Dua belas tahun setelah ramalan Megawati itu, harian Kompas, awal Maret 2015, tiga kali memberitakan di halaman satu tentang ancaman krisis air bersih dan air minum untuk manusia Indonesia. Terbitan Senin, 2 Maret 2015, memilih judul "Ketersediaan Air Minum Terancam-Kehadiran Negara Belum Memenuhi Hak Rakyat".

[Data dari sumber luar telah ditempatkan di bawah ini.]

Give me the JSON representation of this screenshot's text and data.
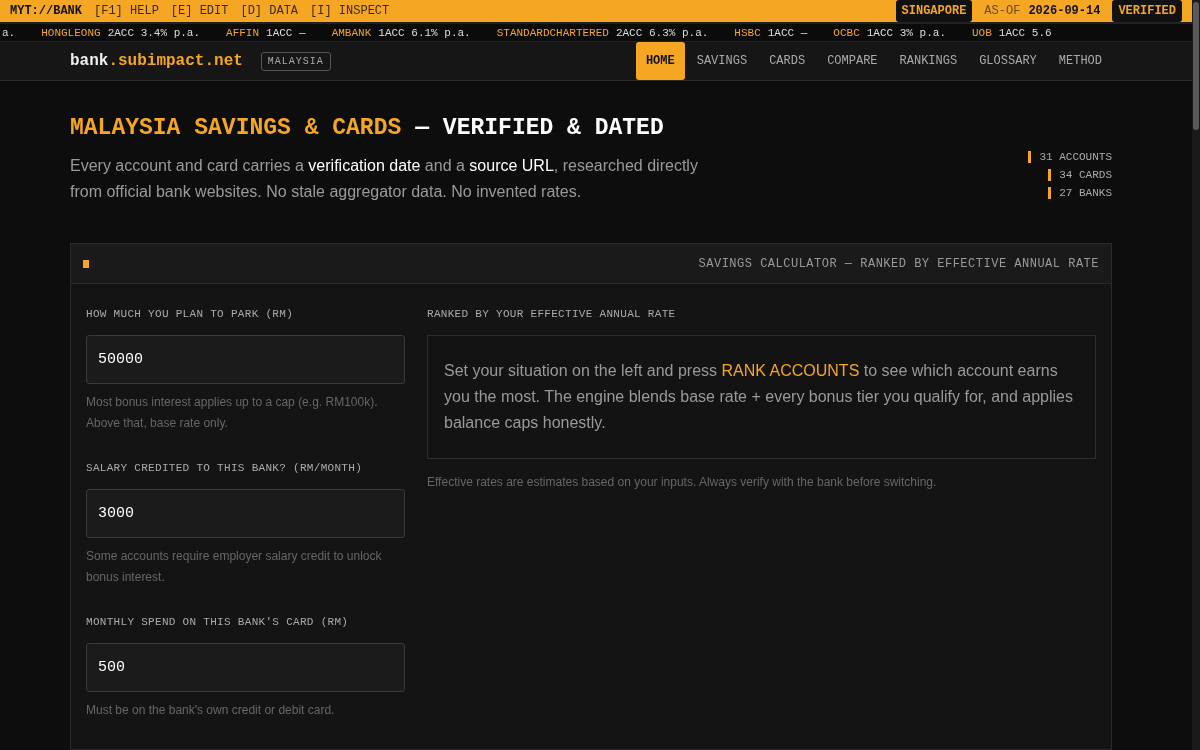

Diwartakan pula, semua sungai besar di Indonesia tidak layak dijadikan sumber air baku untuk kebutuhan sehari-hari masyarakat.

Kemudian berita Selasa, 3 Maret, ditulis dengan judul, "Negara Belum Siap Kelola Air". Dua hari kemudian, diberitakan lagi, "Air Bersih Kian Sulit Dicari".

Bukan hanya soal krisis air yang disampaikan Megawati. Di Istana Negara, Jakarta, Jumat, 23 Mei 2003, dia menyampaikan kerisauannya atas tindakan sejumlah pemerintah daerah di Indonesia yang melakukan konversi lahan pertanian untuk kepentingan di luar pertanian.

"Bisakah dibayangkan 50 atau 100 tahun lagi terjadi kelaparan di Indonesia akibat perbuatan kita sendiri," ujar Megawati ketika membuka Rapat Teknis Sensus Pertanian.

Tatkala bicara soal krisis air di tempat tinggalnya di Menteng, Jakarta Pusat, beberapa pekan lalu, Megawati bertanya, "Coba sebutkan di mana mata air Sungai Berantas dan Sungai Ciliwung?" Mari kita cari mata air dua sungai itu dan bagaimana nasibnya?

Bukan hanya krisis air, kini Indonesia juga dibayangi krisis energi, krisis pangan, dan krisis-krisis lain, termasuk krisis kepemimpinan.

Mari sekarang bercerita tentang air dalam suasana jenaka atau canda. Sabtu, 24 Januari 2015, ketika sekelompok wartawan mewawancarai Presiden Joko Widodo soal pemerintahannya yang saat itu menjelang berumur 100 hari di Kantor Presiden di Kompleks Istana Negara dan Istana Merdeka, Jakarta, salah seorang wartawan berkali-kali batuk. Sang wartawan itu belum minum air putih sebelum wawancara. (J Osdar)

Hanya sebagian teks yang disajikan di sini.